Mais recentemente, o recurso da empresa chegou ao Superior Tribunal de Justiça (STJ) — e foi negado. Isso significa que a condenação se tornou definitiva em abril de 2025.

Ou seja: há décadas a população de Mangaratiba sofre com quedas, oscilações e má prestação de serviço; há uma condenação judicial definitiva por dano coletivo e material; e mesmo assim, a Enel está tentando renovar um contrato de concessão por mais 30 anos. Isso é dar carta branca para a impunidade e para a repetição dos mesmos erros.


📌 O que está em jogo com a prorrogação


  • Mais tempo para a empresa operar sem necessidade de licitação ou concorrência — ou seja, sem risco real de substituição por quem ofereça melhor serviço ou tarifas mais justas.
  • A possibilidade de perpetuar a má qualidade de serviço, especialmente em municípios fora dos grandes centros — como Mangaratiba, onde o problema de fornecimento se repete há anos.
  • A negação de um direito básico: acesso contínuo e confiável à energia elétrica, essencial para vida, trabalho, saúde e dignidade humana.


💡 Por que vale a pena resistir — ativar a sociedade, exigir transparência


Não se trata de chumbo trocado com reguladores ou tecnocratas: trata-se de defender o direito à dignidade. A renovação da concessão da Enel RJ não é uma formalidade neutra — ela tem consequências reais, graves, para milhões de pessoas.
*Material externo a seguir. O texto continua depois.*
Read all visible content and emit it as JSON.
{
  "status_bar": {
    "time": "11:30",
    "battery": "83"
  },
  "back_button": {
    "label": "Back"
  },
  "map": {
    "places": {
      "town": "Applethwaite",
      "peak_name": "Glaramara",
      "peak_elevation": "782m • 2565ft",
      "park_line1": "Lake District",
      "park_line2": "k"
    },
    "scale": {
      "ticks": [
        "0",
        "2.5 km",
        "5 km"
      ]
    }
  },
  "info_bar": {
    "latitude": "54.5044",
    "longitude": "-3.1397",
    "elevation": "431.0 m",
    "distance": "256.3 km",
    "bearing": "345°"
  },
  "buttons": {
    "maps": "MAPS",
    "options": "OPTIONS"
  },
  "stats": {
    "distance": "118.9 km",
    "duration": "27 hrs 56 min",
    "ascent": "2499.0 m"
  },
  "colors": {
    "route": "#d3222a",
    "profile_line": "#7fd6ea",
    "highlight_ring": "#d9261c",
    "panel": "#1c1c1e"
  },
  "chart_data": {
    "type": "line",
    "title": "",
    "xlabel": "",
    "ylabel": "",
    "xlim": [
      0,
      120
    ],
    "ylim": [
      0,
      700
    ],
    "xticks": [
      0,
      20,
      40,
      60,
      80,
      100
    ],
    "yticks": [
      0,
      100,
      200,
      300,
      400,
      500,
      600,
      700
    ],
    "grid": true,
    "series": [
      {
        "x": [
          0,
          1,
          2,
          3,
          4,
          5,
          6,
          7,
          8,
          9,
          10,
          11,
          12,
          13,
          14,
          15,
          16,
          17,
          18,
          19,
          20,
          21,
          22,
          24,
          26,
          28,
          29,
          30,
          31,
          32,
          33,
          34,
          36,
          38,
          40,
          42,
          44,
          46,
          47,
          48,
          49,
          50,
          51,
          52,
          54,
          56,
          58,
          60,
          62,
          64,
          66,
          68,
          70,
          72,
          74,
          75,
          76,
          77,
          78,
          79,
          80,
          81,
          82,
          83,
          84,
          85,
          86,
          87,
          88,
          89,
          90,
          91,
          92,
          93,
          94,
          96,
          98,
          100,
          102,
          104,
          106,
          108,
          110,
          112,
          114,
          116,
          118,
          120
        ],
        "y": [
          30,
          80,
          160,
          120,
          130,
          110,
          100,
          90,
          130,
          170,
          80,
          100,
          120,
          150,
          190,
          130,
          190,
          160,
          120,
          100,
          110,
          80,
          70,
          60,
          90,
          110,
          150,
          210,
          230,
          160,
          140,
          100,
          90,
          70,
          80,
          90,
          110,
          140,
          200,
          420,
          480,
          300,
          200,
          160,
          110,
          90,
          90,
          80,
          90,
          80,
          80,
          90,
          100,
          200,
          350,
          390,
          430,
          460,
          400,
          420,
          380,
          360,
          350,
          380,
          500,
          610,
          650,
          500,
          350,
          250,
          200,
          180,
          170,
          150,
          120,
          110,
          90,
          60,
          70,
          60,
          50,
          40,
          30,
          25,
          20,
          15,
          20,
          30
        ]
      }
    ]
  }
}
Quem vive em Mangaratiba, Angra dos Reis, Paraty, Teresópolis, Niterói, São Gonçalo, Região dos Lagos — ou em qualquer um dos 66 municípios atendidos pela Enel RJ — sabe: a empresa falha, e falha de modo estruturado. Conceder mais 30 anos de contrato sem licitação, sem controle rigoroso, sem garantia pública de melhoria concreta, é renunciar a possibilidade de uma prestação digna e decente de serviço.

Se a Justiça já condenou por dano coletivo e material, se há decisões definitivas, significa que o contrato vigente já devia estar sendo repensado de fundo — não renovado.

Por isso, conclamo aos moradores, ativistas, consumidores, entidades de defesa do consumidor e cidadãos de bem do Estado do Rio: não podemos aceitar que a Enel RJ continue monopolizando a distribuição de energia por mais três décadas sem garantias claras e verificáveis de melhoria.

Que se promova — de forma transparente — uma nova concorrência; que se exijam planos concretos de investimento, metas de qualidade, fiscalização independente e participação popular. Que a energia elétrica seja tratada como direito, não como privilégio empresarial.

E sobretudo: que a história de Mangaratiba — de quedas constantes, de promessas não cumpridas, de justiça lenta — não se repita impunemente por mais 30 anos. É hora de lutar por dignidade, responsável e coletivamente.